Punti di forza: i loro numeri. Vivono a gruppi di migliaia e attaccano come uno

sciame.

Punti deboli: presi individualmente sono molto fragili. A differenza dei pixie, non

riescono a sopravvivere da soli.

Nota personale: non ucciderli, anche se vorresti farlo. Non qui.

252

Ringraziamenti

È giusto cominciare con il ringraziare la mia amica più di lunga data e collega di critica

Tess Sharpe, a cui dedico questo libro. Condividiamo ciò che scriviamo da talmente

tanto tempo che, ad ogni manoscritto a cui lavoro, diventa sempre più chiaro che ha

influenzato la mia scrittura (e la mia vita) profondamente. Non credo che sarei

diventata l’autrice che sono oggi senza il suo continuo sostegno, la sua gentilezza e la

sua sincerità. Tess, sono felicissima di conoscerti da così tanti anni. Questo è per te.

Spero ti piacciano tutte quelle “scene alla Tess”!

Continuo ad essere grata al mio agente Russell Galen. Sa esattamente quali parole dire

per risollevarmi il morale e non ha mai e poi mai dubitato di me e del mio lavoro,

nemmeno quando pure io non posso fare a meno di dubitare di me stessa. Ricevere le

sue email illumina sempre le mie giornate. E a Heather Baror per aver mandato questi

libri agli editori di tutto il mondo. Amo vedere crescere a livello internazionale il

sostegno per questa serie, e ciò non sarebbe stato possibile senza di lei.

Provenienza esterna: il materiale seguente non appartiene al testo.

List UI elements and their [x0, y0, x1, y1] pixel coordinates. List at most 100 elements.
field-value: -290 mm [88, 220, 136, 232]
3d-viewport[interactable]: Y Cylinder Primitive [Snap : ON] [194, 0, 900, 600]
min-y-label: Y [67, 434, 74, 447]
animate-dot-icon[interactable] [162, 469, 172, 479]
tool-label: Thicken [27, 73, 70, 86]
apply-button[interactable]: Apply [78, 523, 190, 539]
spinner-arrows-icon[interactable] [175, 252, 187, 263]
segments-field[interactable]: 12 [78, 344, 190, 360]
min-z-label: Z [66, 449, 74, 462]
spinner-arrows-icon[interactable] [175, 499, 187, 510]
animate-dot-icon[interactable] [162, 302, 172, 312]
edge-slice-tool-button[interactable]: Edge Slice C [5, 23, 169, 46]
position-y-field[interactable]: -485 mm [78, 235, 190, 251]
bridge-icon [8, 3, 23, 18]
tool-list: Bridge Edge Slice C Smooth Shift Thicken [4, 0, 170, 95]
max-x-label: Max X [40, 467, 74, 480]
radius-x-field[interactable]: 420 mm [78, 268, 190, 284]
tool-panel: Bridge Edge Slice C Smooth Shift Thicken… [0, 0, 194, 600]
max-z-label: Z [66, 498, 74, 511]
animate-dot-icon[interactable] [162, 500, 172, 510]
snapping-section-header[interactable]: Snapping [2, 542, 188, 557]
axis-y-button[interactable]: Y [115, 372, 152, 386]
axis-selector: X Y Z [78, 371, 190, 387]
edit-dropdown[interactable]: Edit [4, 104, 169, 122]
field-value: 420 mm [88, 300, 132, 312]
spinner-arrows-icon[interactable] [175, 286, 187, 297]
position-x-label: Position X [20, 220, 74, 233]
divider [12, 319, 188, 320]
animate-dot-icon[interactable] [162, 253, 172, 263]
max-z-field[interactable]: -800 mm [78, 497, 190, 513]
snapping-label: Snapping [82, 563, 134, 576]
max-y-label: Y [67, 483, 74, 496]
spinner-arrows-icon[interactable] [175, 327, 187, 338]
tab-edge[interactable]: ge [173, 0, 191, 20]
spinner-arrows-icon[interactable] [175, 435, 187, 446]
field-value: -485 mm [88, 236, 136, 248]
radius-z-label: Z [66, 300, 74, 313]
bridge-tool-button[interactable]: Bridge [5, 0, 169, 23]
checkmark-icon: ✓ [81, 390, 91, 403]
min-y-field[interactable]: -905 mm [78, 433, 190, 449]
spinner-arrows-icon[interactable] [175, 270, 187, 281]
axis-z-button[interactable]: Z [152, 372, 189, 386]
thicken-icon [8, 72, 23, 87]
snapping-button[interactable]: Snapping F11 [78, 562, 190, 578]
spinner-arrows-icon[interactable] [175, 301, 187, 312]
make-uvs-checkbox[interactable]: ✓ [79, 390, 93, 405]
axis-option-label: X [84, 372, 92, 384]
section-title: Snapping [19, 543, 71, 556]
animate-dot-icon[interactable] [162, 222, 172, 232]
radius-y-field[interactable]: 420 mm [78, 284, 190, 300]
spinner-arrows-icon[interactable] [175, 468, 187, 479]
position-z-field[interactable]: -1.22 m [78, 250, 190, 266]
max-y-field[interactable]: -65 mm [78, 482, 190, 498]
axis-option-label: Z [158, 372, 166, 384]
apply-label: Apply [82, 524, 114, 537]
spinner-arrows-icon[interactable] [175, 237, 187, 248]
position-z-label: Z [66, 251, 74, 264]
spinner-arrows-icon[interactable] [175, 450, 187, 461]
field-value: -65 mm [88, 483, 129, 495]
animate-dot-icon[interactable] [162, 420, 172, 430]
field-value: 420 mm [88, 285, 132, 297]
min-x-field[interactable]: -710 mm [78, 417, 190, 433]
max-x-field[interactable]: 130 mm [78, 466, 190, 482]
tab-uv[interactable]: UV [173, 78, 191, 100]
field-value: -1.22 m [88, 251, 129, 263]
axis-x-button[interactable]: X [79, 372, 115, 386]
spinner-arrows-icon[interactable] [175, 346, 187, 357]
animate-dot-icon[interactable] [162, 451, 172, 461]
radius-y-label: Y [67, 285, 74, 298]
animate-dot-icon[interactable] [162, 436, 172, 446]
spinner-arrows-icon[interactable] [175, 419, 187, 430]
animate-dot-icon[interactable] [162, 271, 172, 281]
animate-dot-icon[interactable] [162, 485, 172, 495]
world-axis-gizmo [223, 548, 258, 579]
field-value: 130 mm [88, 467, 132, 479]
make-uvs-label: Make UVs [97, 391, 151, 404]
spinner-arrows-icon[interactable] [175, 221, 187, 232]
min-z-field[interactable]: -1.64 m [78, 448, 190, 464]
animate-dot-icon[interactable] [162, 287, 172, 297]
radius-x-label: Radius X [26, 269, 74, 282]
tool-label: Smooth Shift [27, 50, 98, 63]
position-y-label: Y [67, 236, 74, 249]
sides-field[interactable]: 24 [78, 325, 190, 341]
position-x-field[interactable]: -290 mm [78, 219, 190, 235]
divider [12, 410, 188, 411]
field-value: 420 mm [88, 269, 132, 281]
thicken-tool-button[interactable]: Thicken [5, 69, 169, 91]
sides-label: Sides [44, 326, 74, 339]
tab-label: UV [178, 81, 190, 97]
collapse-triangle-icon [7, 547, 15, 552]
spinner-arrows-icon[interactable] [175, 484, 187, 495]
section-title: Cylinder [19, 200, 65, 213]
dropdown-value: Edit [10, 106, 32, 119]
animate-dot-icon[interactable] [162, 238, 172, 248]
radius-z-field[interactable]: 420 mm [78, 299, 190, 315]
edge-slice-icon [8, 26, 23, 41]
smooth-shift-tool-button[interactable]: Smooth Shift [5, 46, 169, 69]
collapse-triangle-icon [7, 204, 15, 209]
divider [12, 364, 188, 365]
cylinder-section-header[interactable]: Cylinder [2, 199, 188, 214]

A Gillian, la mia incredibile editor di Gollancz nel Regno Unito. The Vanishing Throne

è stato un libro difficilissimo per me e lei è sempre stata paziente e fiduciosa del fatto

che avremmo fatto la cosa giusta. I suoi consigli intelligenti hanno reso questo libro

qualcosa di cui sono incredibilmente fiera di aver scritto. E a Ginee, la mia editor di

Chronicle negli Stati Uniti, il cui occhio attento fa uscire fuori il meglio della mia

scrittura. Grazie a entrambe.

Alla squadra di Gollancz e Chronicle, non potrei esservi più riconoscente per aver

sostenuto questa serie. Siete stati tutti fantastici ed entusiastici e mi sento fortunata ad

avervi.

Non posso finire questi ringraziamenti senza ringraziare la mia famiglia. soprattutto

mia mamma e mio papà, che mi hanno aiutato a scrivere sia questo libro che la tesi di

dottorato contemporaneamente. È stato il periodo più difficile e stressante della mia

vita e ogni telefonata è stata un’ancora di salvezza.

A mio marito: non mi interessa se non credi alle anime; tu sei la mia anima gemella,

signor May. Per l’eternità. Vieni a darmi un abbraccio quando leggi questo messaggio.